MedCrypt’s technology looks out for security weaknesses that arise from a combination of increasingly sophisticated cyber attacks and antiquated IT environments at health systems, as well as connected devices. The company seeks to protect health systems’ IT from unauthorized access through medical data, and is compatible with a wide range of devices, including defibrillators and MRI machines.

“The increased use of, and dependency on, connected devices at hospitals and health systems has revealed security risks and vulnerabilities, consequently putting patient safety at risk,” MedCrypt’s CEO and Cofounder Mike Kijewski said in a statement. “While it’s distressing to think about a hacker remotely disabling a medical device, it’s far more unnerving to consider a hacker silently talking over a device and sending it malicious instructions, resulting in patient’s injury or even death.”

To avoid such a catastrophe, MedCrypt allows manufacturers to authenticate users, encrypt data and cryptographically sign settings and patient prescriptions. It can monitor transactions between clinicians and devices, designed to ensure that “only trusted instructions from a trusted source are executed by the medical device,” according to Kijewski.

The system, which has been in development since 2014, uses machine-learning behavior analysis system to immediately flag unusual user behavior, as we well as a “Threat Sharing” feature designed to facilitate anonymous communication between multiple medical device vendors.  As MedCrypt is deployed across multiple medical devices, the Threat Sharing feature will allow a vendor to know what activity security threats are targeting other devices without having to share specific vulnerabilities. 

Dr.
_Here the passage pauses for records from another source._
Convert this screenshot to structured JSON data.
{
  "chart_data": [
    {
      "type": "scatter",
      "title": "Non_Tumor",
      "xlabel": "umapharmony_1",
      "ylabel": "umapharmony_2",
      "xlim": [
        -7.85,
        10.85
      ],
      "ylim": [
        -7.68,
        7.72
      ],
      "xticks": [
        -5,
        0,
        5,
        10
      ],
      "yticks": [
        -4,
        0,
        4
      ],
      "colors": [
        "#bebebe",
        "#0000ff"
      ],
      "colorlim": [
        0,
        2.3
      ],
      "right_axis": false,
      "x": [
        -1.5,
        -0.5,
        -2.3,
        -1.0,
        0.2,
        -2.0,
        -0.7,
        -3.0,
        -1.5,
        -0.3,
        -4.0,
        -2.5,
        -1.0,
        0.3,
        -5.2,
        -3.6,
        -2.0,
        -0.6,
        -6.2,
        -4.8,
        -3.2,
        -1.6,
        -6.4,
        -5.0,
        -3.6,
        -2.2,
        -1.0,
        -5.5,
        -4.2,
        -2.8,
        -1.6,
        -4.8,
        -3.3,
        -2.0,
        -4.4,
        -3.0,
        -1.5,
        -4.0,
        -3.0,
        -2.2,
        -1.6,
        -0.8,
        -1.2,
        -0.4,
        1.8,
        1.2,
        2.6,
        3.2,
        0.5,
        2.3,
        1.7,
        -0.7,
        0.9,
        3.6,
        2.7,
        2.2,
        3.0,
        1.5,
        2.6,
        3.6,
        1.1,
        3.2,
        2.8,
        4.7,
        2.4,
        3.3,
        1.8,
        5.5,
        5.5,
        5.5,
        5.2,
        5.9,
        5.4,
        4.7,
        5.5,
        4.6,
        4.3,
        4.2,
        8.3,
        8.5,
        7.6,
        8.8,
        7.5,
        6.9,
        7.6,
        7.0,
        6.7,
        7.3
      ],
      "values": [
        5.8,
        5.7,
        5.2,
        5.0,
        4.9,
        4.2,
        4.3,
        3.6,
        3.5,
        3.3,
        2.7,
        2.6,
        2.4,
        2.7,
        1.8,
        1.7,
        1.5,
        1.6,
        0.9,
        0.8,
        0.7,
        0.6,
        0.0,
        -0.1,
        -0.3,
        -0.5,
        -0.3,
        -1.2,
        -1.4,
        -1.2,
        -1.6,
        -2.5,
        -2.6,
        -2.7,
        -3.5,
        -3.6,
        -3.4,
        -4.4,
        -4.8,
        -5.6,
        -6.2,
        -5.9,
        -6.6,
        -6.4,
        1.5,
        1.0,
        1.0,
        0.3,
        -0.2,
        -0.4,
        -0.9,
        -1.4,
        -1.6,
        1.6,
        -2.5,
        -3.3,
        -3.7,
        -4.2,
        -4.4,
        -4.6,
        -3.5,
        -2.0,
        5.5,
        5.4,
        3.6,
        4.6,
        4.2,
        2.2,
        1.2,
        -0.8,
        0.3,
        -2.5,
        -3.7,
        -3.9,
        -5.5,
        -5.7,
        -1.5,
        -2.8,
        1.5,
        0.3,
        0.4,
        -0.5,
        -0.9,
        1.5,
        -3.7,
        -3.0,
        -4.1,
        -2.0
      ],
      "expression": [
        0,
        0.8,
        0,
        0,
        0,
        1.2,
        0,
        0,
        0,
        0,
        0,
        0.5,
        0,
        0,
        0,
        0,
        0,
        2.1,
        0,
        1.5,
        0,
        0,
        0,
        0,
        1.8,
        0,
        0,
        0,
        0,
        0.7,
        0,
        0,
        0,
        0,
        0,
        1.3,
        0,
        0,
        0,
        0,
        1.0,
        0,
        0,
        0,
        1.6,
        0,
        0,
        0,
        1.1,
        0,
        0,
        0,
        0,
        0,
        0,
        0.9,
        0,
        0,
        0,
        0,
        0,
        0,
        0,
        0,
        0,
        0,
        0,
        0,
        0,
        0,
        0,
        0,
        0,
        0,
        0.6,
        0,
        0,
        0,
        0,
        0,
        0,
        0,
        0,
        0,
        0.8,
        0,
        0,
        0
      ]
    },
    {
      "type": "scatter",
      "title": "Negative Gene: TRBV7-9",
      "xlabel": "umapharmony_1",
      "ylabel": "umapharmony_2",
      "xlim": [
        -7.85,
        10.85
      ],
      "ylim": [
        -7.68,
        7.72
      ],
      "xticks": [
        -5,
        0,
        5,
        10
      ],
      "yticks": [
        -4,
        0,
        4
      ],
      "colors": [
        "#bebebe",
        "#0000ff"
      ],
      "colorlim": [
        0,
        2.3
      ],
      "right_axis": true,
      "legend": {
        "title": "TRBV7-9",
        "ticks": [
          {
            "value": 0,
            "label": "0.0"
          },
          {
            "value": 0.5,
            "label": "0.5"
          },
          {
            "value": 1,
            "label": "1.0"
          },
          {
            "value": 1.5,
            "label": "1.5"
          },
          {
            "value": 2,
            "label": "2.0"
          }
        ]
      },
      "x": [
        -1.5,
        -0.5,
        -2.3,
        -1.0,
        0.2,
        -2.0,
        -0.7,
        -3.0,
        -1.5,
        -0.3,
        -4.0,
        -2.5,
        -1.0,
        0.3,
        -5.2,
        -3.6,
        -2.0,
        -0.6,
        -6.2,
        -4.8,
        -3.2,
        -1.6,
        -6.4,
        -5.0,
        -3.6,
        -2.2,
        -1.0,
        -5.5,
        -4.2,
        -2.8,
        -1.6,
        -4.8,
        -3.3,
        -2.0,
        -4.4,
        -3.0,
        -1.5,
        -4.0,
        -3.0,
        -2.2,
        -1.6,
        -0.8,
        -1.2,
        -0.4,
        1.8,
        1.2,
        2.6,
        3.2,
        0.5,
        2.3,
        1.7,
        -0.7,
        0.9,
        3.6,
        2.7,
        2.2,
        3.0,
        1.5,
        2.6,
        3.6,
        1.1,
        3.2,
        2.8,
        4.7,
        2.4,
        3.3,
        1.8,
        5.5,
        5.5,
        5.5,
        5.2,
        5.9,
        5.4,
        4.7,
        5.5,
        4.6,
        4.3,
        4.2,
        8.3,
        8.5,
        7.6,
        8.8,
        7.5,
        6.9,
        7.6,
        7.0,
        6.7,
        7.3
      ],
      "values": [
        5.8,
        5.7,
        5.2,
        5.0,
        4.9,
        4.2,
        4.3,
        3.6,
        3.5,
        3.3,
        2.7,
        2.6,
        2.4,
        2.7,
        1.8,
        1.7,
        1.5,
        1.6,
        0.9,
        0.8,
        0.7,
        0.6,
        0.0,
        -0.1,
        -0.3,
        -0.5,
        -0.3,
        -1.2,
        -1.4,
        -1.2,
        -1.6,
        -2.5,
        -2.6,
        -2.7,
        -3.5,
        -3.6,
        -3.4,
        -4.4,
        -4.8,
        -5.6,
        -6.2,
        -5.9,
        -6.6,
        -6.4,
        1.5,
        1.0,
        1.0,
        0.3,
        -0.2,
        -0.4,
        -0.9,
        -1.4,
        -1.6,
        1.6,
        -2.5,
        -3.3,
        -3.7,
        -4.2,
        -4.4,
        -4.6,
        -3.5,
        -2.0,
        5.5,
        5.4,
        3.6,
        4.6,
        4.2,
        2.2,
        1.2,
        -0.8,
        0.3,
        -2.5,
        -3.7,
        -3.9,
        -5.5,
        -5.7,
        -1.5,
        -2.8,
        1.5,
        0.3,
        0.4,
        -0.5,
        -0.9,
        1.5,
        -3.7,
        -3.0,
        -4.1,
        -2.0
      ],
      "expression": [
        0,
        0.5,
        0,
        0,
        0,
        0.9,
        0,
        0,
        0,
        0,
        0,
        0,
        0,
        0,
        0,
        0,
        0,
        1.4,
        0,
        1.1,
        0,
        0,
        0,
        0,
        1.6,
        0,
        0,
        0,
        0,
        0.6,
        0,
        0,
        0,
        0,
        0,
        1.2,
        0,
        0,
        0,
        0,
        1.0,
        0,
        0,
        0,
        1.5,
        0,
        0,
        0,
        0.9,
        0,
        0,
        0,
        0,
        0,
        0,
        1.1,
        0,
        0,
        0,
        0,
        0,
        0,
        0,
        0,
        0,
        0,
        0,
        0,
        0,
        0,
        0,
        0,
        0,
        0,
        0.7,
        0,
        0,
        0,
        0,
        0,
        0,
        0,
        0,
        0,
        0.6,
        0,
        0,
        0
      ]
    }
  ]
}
Gary Kurtzman, who is chairman of the board at MedCrypt and managing director of Safeguard, said device manufacturers, health systems and patients can all benefit from MedCrypt’s proprietary software.

"Behind this company are a proven team and a technology with the potential to disrupt the way device manufacturers design products for the healthcare industry,” Kurtzman said in a statement. “Battling cyber threats begins at the design phase, and technology like this complements our efforts to holistically improve healthcare delivery."